Metallurgical silicon carbide is used in steel plants primarily as a deoxidizer, a supplementary recarburizer, and a slag-conditioning material. In practical furnace operation, it helps reduce oxygen, contribute silicon and carbon in the same heat, and improve slag behavior, which can lower total correction work and stabilize steelmaking performance. For most ordinary routes, grades such as Silicon Carbide 88 are widely used because they balance cost and metallurgical effectiveness.

Why is metallurgical silicon carbide used instead of traditional additives?

In steelmaking, every addition is evaluated by its effect in the furnace rather than by chemistry alone. Traditional materials such as FeSi 75 mainly provide silicon, while separate carbon materials are used for carbon adjustment. This creates multiple additions, multiple correction steps, and more opportunities for variation.

Metallurgical silicon carbide changes this approach because it combines several functions:

• it contributes silicon
• it provides useful carbon
• it supports molten steel deoxidation
• it helps reduce oxidizing slag components

Because of this, many plants use silicon carbide deoxidizer for steelmaking to simplify alloying and reduce late-stage correction.

What are the main applications of silicon carbide in steel plants?

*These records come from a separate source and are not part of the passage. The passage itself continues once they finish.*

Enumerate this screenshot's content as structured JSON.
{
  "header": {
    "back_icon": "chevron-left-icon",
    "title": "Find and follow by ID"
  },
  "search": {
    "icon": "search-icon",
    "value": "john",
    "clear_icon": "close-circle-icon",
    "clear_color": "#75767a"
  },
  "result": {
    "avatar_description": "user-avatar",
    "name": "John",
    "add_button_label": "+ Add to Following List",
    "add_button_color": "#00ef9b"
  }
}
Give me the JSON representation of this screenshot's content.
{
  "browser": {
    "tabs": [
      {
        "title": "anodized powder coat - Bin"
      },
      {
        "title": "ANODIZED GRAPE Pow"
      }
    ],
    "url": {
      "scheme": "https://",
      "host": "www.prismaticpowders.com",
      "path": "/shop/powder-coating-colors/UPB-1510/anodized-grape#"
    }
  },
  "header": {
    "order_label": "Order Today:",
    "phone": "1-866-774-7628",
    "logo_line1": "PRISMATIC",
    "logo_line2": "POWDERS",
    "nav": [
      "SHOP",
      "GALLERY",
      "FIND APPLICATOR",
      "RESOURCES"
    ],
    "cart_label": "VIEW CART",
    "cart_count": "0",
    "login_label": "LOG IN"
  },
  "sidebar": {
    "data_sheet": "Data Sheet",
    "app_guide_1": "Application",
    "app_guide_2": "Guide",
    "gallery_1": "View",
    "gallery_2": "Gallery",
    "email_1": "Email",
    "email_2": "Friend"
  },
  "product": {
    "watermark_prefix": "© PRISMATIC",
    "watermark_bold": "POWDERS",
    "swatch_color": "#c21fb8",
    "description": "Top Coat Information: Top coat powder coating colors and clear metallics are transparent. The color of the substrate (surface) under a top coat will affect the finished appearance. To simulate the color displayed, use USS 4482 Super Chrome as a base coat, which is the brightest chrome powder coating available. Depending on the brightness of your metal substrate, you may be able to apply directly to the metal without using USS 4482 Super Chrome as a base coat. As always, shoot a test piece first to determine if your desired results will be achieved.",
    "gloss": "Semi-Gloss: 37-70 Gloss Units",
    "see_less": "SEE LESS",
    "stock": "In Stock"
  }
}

1. Deoxidation in molten steel

The most common use is as a silicon carbide deoxidizer. In oxidizing conditions, SiC reacts with FeO in slag, helping to reduce oxygen activity in the system.

This improves:

• deoxidation efficiency
• metallic yield
• stability of final chemistry

Compared with using only silicon-bearing alloys, silicon carbide for molten steel deoxidation often provides a more integrated effect.

2. Supplementary recarburizing effect

Silicon carbide is not a pure recarburizer, but it contributes carbon where the process allows it. In many routine steelmaking and foundry operations, this reduces the need for separate carbon additions.

This is why silicon carbide as recarburizer is often discussed together with its deoxidation role. The two functions are linked in practical furnace use.

3. Slag reduction and conditioning

Another important use is in slag control. When slag contains excessive FeO, it becomes more oxidizing and less effective for refining.

Silicon carbide for slag reduction helps:

• lower FeO in slag
• improve slag fluidity under suitable conditions
• support better slag-metal interaction

This is particularly relevant in processes where slag behavior affects steel cleanliness.

4. Use in induction furnace and EAF practice

In both induction furnace and electric arc furnace operations, silicon carbide for steelmaking is used to improve efficiency by reducing the number of separate additions.

In induction furnaces, where correction flexibility is limited, SiC helps simplify chemistry adjustment.
In EAF practice, it can support slag reduction and deoxidation in cost-sensitive operations.

What specification ranges are typical for metallurgical silicon carbide?

Among these, silicon carbide 88 for steelmaking is the most commonly used because it provides a practical balance between cost and performance.
Silicon carbide 75 is still used in more cost-sensitive operations, while silicon carbide 90 is selected when tighter consistency or lower impurity burden is required.

Why does particle size matter in practical use?

Particle size affects how the material behaves in the furnace.

• Coarse particles react more slowly
• Fine particles may lead to dust loss and oxidation
• Controlled sizes such as 0–10 mm silicon carbide deoxidizer provide a balance between reaction speed and recovery

This is why silicon carbide particle size for steelmaking is treated as a technical parameter rather than a simple packaging detail.

Why do steel plants focus on impurity control (P and S)?

Even in mid-grade products such as silicon carbide 88, impurity control remains important. Phosphorus and sulfur do not disappear during melting. They enter the steelmaking system and contribute to the overall impurity burden.

Stable control of P and S helps:

• maintain steel quality consistency
• reduce inclusion-related issues
• improve confidence in repeated heats

For buyers, this makes low impurity silicon carbide deoxidizer more valuable than a nominal grade with unstable chemistry.

How does supplier consistency affect real furnace performance?

In practice, the usefulness of metallurgical silicon carbide depends on consistency rather than a single test result. Variations in size distribution, ash content, or impurity levels can change furnace behavior even if the nominal grade remains the same.

This is why steel plants often prefer suppliers that can provide:

• stable batch-to-batch chemistry
• controlled particle size distribution
• reliable bulk supply

In this context, ZhenAn supplies metallurgical silicon carbide for steelmaking and foundry applications with specification-based control on grade, particle size, and impurity levels, which supports more predictable furnace performance in routine operations.

Conclusion

Metallurgical silicon carbide is used in steel plants because it combines multiple functions in one material: deoxidation, silicon addition, carbon contribution, and slag conditioning. This reduces the need for separate additions and helps stabilize furnace operation. In most ordinary steelmaking routes, silicon carbide 88 is the preferred grade due to its balance of cost and performance, while sizing, impurity control, and supply consistency determine how effectively the material performs in practice.